A combination of the expenses scandal in Westminster and the European parliamentary elections is producing a strange outcome in the newspapers. On the one hand, we are told that the European elections don’t matter much, that the turnout on 4 June will be low and deservedly so. On the other hand, we are told that MPs have been abusing expenses because they don’t have anything else to do, now that all their power has gone to the European Union.
(Read Will Hutton and Andrew Rawnsley today and see what I mean.)
The first argument has some merit. Some of the most important issues that politics deals with – the balance between public and private spending in the economy, criminal justice, education – are dealt with at national level and not by the EU. If those are the only things you care about, then there is no reason to vote.

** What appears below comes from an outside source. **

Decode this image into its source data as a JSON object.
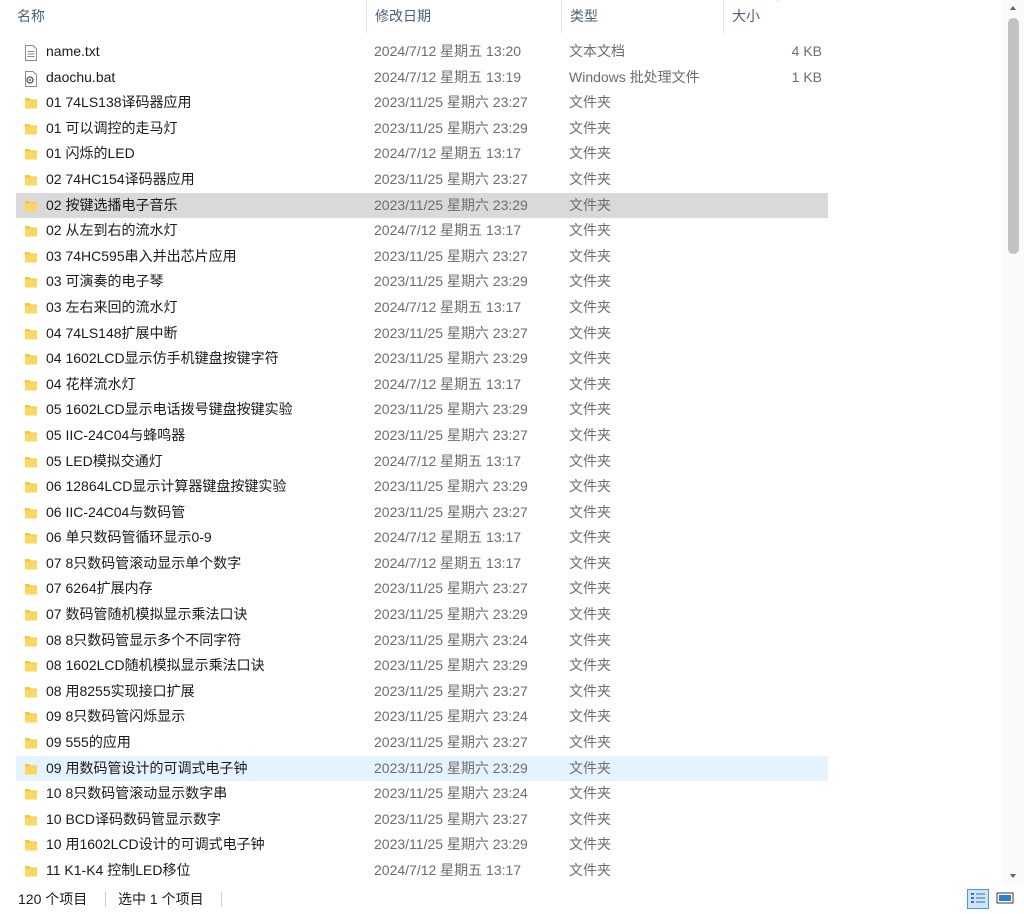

But if you are interested in the way we work and earn a living, then the European Parliament is for you. It deals with the impact on the environment that our daily lives have, it decides on our rights as consumers and employees, it discusses our trade and agriculture policies and they way they affect the rest of the world. Everyone can have a say on these issues, if only they want to. It is as simple as going to vote on 4 June.
The second argument is simply wrong. Even if the main decisions about the regulation of economic and commercial life are now European decisions rather than national decisions, national MPs are not cut out of the picture. Those European decisions also have to be taken by national government ministers, who could be held to account in national parliaments if national MPs were so inclined. And after the directives have been agreed in Brussels, they then have to be implemented in national law, and there is often great scope for influencing the way that this is done. Plenty for national MPs to do.
(The Lisbon treaty will hand even greater powers and opportunity to national MPs for influencing EU legislation. Funny that the people who complain the most about the supposed loss of powers by national parliaments are the same ones opposing a treaty that would increase those powers.)
The truth is that looking at the balance of power in the EU between national parliaments and the European Parliament does not get you very far. One also has to think about the power of national governments, exercised both in the national capitals and also behind the scenes in committees in Brussels. It should be the joint project of parliaments of all types to hold those national governments to account.